Court refuses to interfere in cousins' live-in relationship
The Bombay high court has flatly refused to interfere in a live-in relationship between the cousins and ordered that the decision of a girl to live with her cousin would be at her discretion. However, except for some communities, such a union is void under the Hindu Marriage Act (HMA), 1955.

While disposing of a habeas corpus petition filed by Inderpal Walia, 37, the Bombay high court said that the decision of a girl to live with her cousin would be at her discretion. In his petition, Walia had said that he fell in love with his first cousin Harmandeep Kaur, 19, when he met her in Amritsar in March 2008.

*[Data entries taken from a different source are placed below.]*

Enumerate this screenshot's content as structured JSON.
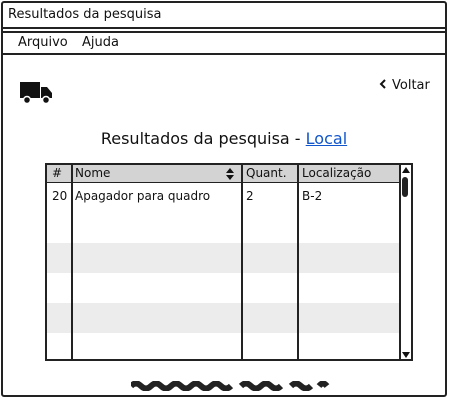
{
  "window": {
    "title": "Resultados da pesquisa"
  },
  "menu": {
    "items": [
      {
        "label": "Arquivo"
      },
      {
        "label": "Ajuda"
      }
    ]
  },
  "nav": {
    "back_label": "Voltar"
  },
  "heading": {
    "prefix": "Resultados da pesquisa - ",
    "link": "Local"
  },
  "table": {
    "columns": [
      "#",
      "Nome",
      "Quant.",
      "Localização"
    ],
    "rows": [
      {
        "num": "20",
        "name": "Apagador para quadro",
        "qty": "2",
        "location": "B-2"
      }
    ]
  },
  "icons": {
    "truck": "truck-icon",
    "back": "chevron-left-icon",
    "sort": "sort-icon",
    "scroll_up": "arrow-up-icon",
    "scroll_down": "arrow-down-icon"
  },
  "colors": {
    "link": "#1155cc",
    "header": "#d3d3d3",
    "stripe": "#ececec",
    "border": "#222222"
  }
}
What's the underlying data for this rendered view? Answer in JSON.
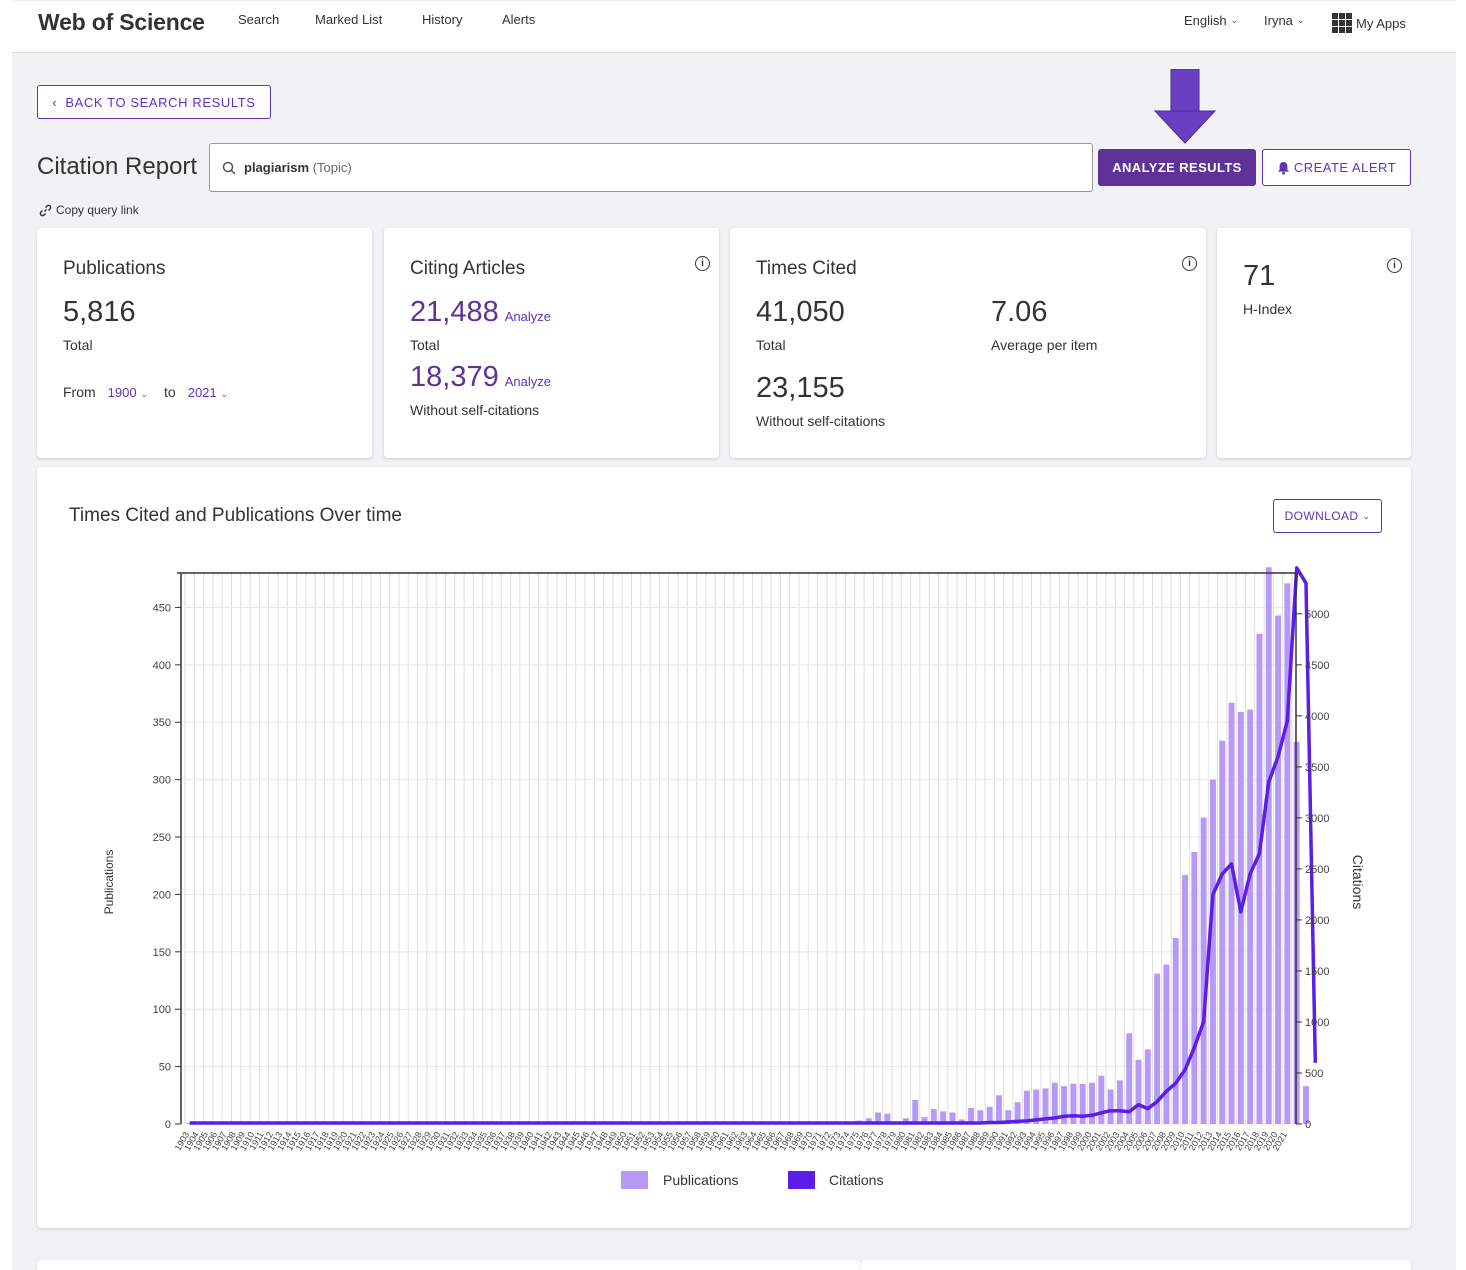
{
  "header": {
    "brand": "Web of Science",
    "nav": [
      "Search",
      "Marked List",
      "History",
      "Alerts"
    ],
    "language": "English",
    "user": "Iryna",
    "apps": "My Apps"
  },
  "back_button": "BACK TO SEARCH RESULTS",
  "page_title": "Citation Report",
  "search": {
    "query": "plagiarism",
    "field": "(Topic)"
  },
  "analyze_button": "ANALYZE RESULTS",
  "create_alert_button": "CREATE ALERT",
  "copy_query_link": "Copy query link",
  "cards": {
    "publications": {
      "title": "Publications",
      "total": "5,816",
      "total_label": "Total",
      "from_label": "From",
      "from_year": "1900",
      "to_label": "to",
      "to_year": "2021"
    },
    "citing": {
      "title": "Citing Articles",
      "total": "21,488",
      "total_label": "Total",
      "without": "18,379",
      "without_label": "Without self-citations",
      "analyze": "Analyze"
    },
    "times_cited": {
      "title": "Times Cited",
      "total": "41,050",
      "total_label": "Total",
      "avg": "7.06",
      "avg_label": "Average per item",
      "without": "23,155",
      "without_label": "Without self-citations"
    },
    "hindex": {
      "value": "71",
      "label": "H-Index"
    }
  },
  "chart_section": {
    "title": "Times Cited and Publications Over time",
    "download": "DOWNLOAD"
  },
  "colors": {
    "accent": "#5e33bf",
    "analyze_bg": "#5e3296",
    "bar": "#b79af7",
    "line": "#5b1de8"
  },
  "chart_data": {
    "type": "bar+line",
    "x": [
      1903,
      1904,
      1905,
      1906,
      1907,
      1908,
      1909,
      1910,
      1911,
      1912,
      1913,
      1914,
      1915,
      1916,
      1917,
      1918,
      1919,
      1920,
      1921,
      1922,
      1923,
      1924,
      1925,
      1926,
      1927,
      1928,
      1929,
      1930,
      1931,
      1932,
      1933,
      1934,
      1935,
      1936,
      1937,
      1938,
      1939,
      1940,
      1941,
      1942,
      1943,
      1944,
      1945,
      1946,
      1947,
      1948,
      1949,
      1950,
      1951,
      1952,
      1953,
      1954,
      1955,
      1956,
      1957,
      1958,
      1959,
      1960,
      1961,
      1962,
      1963,
      1964,
      1965,
      1966,
      1967,
      1968,
      1969,
      1970,
      1971,
      1972,
      1973,
      1974,
      1975,
      1976,
      1977,
      1978,
      1979,
      1980,
      1981,
      1982,
      1983,
      1984,
      1985,
      1986,
      1987,
      1988,
      1989,
      1990,
      1991,
      1992,
      1993,
      1994,
      1995,
      1996,
      1997,
      1998,
      1999,
      2000,
      2001,
      2002,
      2003,
      2004,
      2005,
      2006,
      2007,
      2008,
      2009,
      2010,
      2011,
      2012,
      2013,
      2014,
      2015,
      2016,
      2017,
      2018,
      2019,
      2020,
      2021
    ],
    "series": [
      {
        "name": "Publications",
        "axis": "left",
        "type": "bar",
        "values": [
          1,
          0,
          1,
          0,
          1,
          0,
          1,
          0,
          1,
          0,
          1,
          0,
          1,
          0,
          1,
          0,
          1,
          1,
          1,
          1,
          1,
          1,
          1,
          1,
          1,
          1,
          1,
          1,
          1,
          1,
          1,
          1,
          1,
          1,
          1,
          1,
          1,
          1,
          1,
          1,
          1,
          1,
          1,
          1,
          1,
          1,
          1,
          1,
          1,
          1,
          2,
          2,
          2,
          2,
          2,
          2,
          2,
          2,
          2,
          1,
          1,
          1,
          1,
          1,
          1,
          1,
          1,
          1,
          1,
          1,
          2,
          2,
          3,
          5,
          10,
          9,
          2,
          5,
          21,
          6,
          13,
          11,
          10,
          4,
          14,
          12,
          15,
          25,
          12,
          19,
          29,
          30,
          31,
          36,
          33,
          35,
          35,
          36,
          42,
          30,
          38,
          79,
          56,
          65,
          131,
          139,
          162,
          217,
          237,
          267,
          300,
          334,
          367,
          359,
          361,
          427,
          485,
          443,
          471,
          333,
          33
        ]
      },
      {
        "name": "Citations",
        "axis": "right",
        "type": "line",
        "values": [
          10,
          10,
          10,
          10,
          10,
          10,
          10,
          10,
          10,
          10,
          10,
          10,
          10,
          10,
          10,
          10,
          10,
          10,
          10,
          10,
          10,
          10,
          10,
          10,
          10,
          10,
          10,
          10,
          10,
          10,
          10,
          10,
          10,
          10,
          10,
          10,
          10,
          10,
          10,
          10,
          10,
          10,
          10,
          10,
          10,
          10,
          10,
          10,
          10,
          10,
          10,
          10,
          10,
          10,
          10,
          10,
          10,
          10,
          10,
          10,
          10,
          10,
          10,
          10,
          10,
          10,
          10,
          10,
          10,
          10,
          10,
          10,
          10,
          10,
          10,
          10,
          10,
          10,
          10,
          10,
          10,
          10,
          10,
          10,
          10,
          10,
          15,
          15,
          20,
          25,
          30,
          40,
          50,
          60,
          75,
          80,
          75,
          85,
          110,
          130,
          130,
          120,
          190,
          150,
          220,
          320,
          400,
          530,
          750,
          1000,
          2250,
          2450,
          2550,
          2080,
          2450,
          2650,
          3350,
          3600,
          3950,
          5450,
          5300,
          600
        ]
      }
    ],
    "ylabel_left": "Publications",
    "ylabel_right": "Citations",
    "ylim_left": [
      0,
      480
    ],
    "ylim_right": [
      0,
      5400
    ],
    "yticks_left": [
      0,
      50,
      100,
      150,
      200,
      250,
      300,
      350,
      400,
      450
    ],
    "yticks_right": [
      0,
      500,
      1000,
      1500,
      2000,
      2500,
      3000,
      3500,
      4000,
      4500,
      5000
    ],
    "grid": true,
    "legend": "bottom-center"
  }
}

He had also lived with Harmandeep as “husband and wife” at her parents’ house before they got married in Mumbai on January 21, 2009. Walia says though her parents initially agreed to their marriage, Harmandeep was forcibly taken away from him in September 2009. Walia had pleaded before the court to allow Harmandeep to live with him since he fears his wife would be married off to an NRI.
A division bench of justices AM Khanwilkar and UD Salvi, however, refused to grant permission for their live-in relationship. “The court cannot be expected to put a seal on an arrangement which is not recognised in law,” justice Khanwilkar said. The judges held that the purpose of the habeas corpus petition was served as Harmandeep had been brought before the court and she was “hale and hearty”. The judges said the girl was an adult and she could take decisions on her own.